As my full production dataset is too big to fit all into memory and I’d like to accelerate my training, I’d like to train it using multiple GPUs, which each GPU only reading a subset of the data.
To do that, I’m trying to use DistributedSampler alongside with DistributedDataParallel strategy

However, I’m getting the error " MapperIterDataPipe has no len" which of course it hasn’t because the full data size is not known in advanced. What’s the best strategy then to stream CSV records into Distributed GPU training in Pytorch?

In tensorflow, there’s a DistributedDataset and DistributedMirrorStrategy which takes care of everything.

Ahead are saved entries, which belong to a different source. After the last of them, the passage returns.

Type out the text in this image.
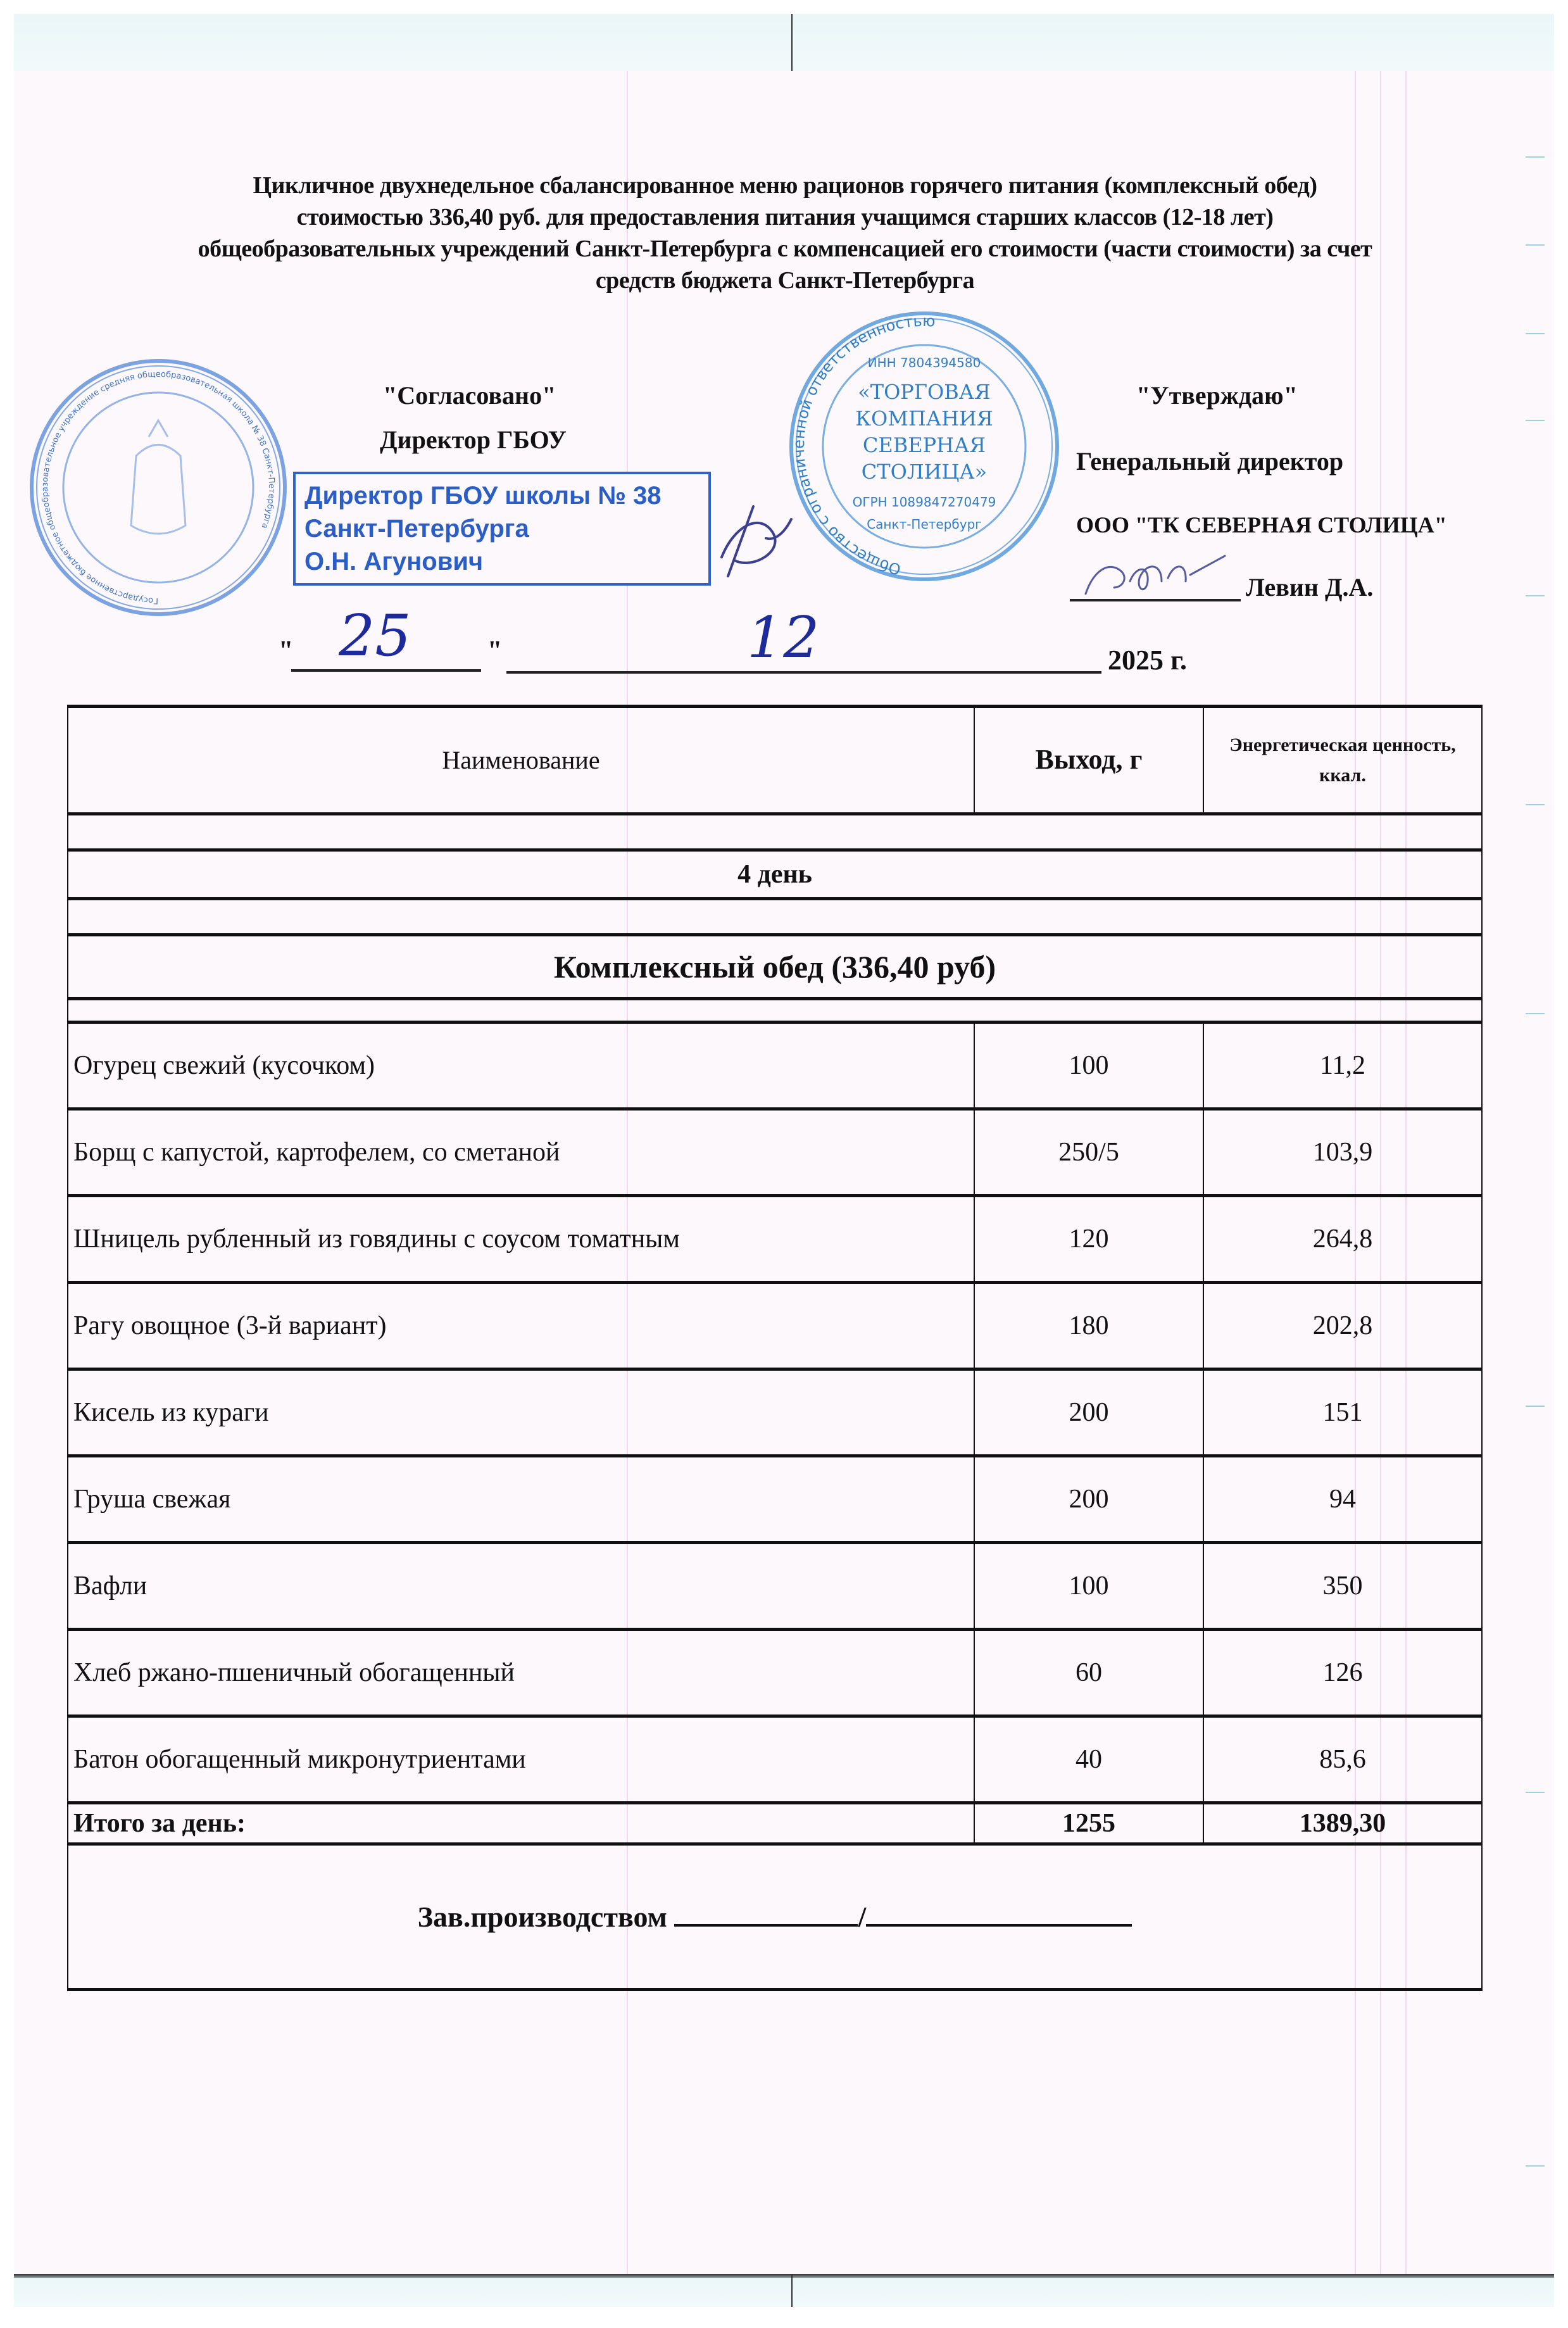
Цикличное двухнедельное сбалансированное меню рационов горячего питания (комплексный обед)
стоимостью 336,40 руб. для предоставления питания учащимся старших классов (12-18 лет)
общеобразовательных учреждений Санкт-Петербурга с компенсацией его стоимости (части стоимости) за счет
средств бюджета Санкт-Петербурга
Государственное бюджетное общеобразовательное учреждение средняя общеобразовательная школа № 38 Санкт-Петербурга
"Согласовано"
Директор ГБОУ
Директор ГБОУ школы № 38
Санкт-Петербурга
О.Н. Агунович	Общество с ограниченной ответственностью
ИНН 7804394580
«ТОРГОВАЯ
КОМПАНИЯ
СЕВЕРНАЯ
СТОЛИЦА»
ОГРН 1089847270479
Санкт-Петербург
"Утверждаю"
Генеральный директор
ООО "ТК СЕВЕРНАЯ СТОЛИЦА"
Левин Д.А.
" 25	"	12	2025 г.
Наименование	Выход, г	Энергетическая ценность, ккал.

4 день		

Комплексный обед (336,40 руб)		

Огурец свежий (кусочком)	100	11,2
Борщ с капустой, картофелем, со сметаной	250/5	103,9
Шницель рубленный из говядины с соусом томатным	120	264,8
Рагу овощное (3-й вариант)	180	202,8
Кисель из кураги	200	151
Груша свежая	200	94
Вафли	100	350
Хлеб ржано-пшеничный обогащенный	60	126
Батон обогащенный микронутриентами	40	85,6
Итого за день:	1255	1389,30
Зав.производством /		
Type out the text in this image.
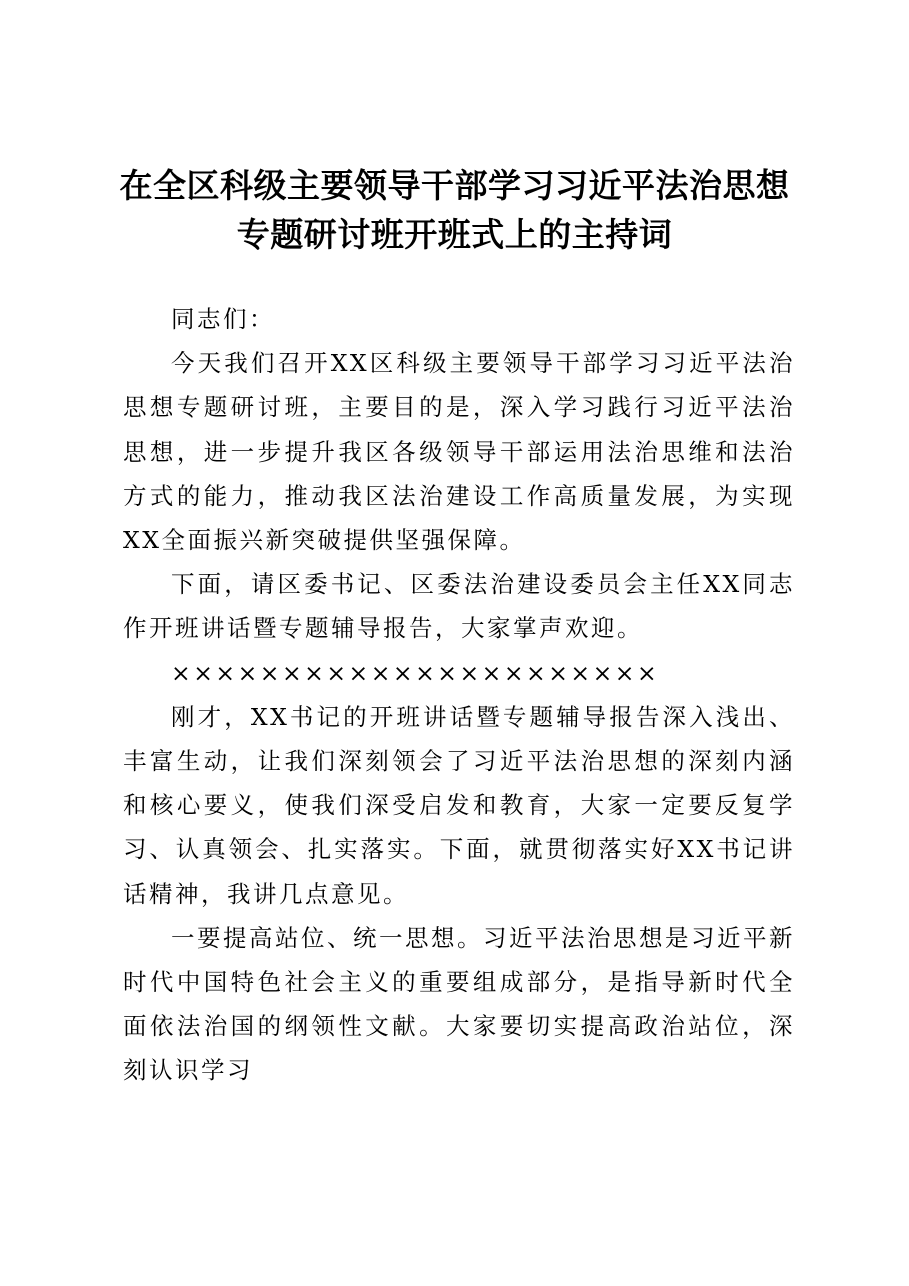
在全区科级主要领导干部学习习近平法治思想
专题研讨班开班式上的主持词

同志们：

今天我们召开XX区科级主要领导干部学习习近平法治思想专题研讨班，主要目的是，深入学习践行习近平法治思想，进一步提升我区各级领导干部运用法治思维和法治方式的能力，推动我区法治建设工作高质量发展，为实现XX全面振兴新突破提供坚强保障。

下面，请区委书记、区委法治建设委员会主任XX同志作开班讲话暨专题辅导报告，大家掌声欢迎。

××××××××××××××××××××××

刚才，XX书记的开班讲话暨专题辅导报告深入浅出、丰富生动，让我们深刻领会了习近平法治思想的深刻内涵和核心要义，使我们深受启发和教育，大家一定要反复学习、认真领会、扎实落实。下面，就贯彻落实好XX书记讲话精神，我讲几点意见。

一要提高站位、统一思想。习近平法治思想是习近平新时代中国特色社会主义的重要组成部分，是指导新时代全面依法治国的纲领性文献。大家要切实提高政治站位，深刻认识学习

What’s the best practice for Pytorch?

shengy90 · June 20, 2023, 8:30am

I also attempted to use Pytorch Lightning to do MultiGPU training, and then discovered that Pytorch Lightning doesn’t automatically distribute data across multiple GPU devices for IterableDatasets. Pytorch Lightning only automatically does so for Map Datasets.

Wondering what’s the best practice for production datasets (very large data, sharded across many CSV files) + MultiGPU training in Pytorch!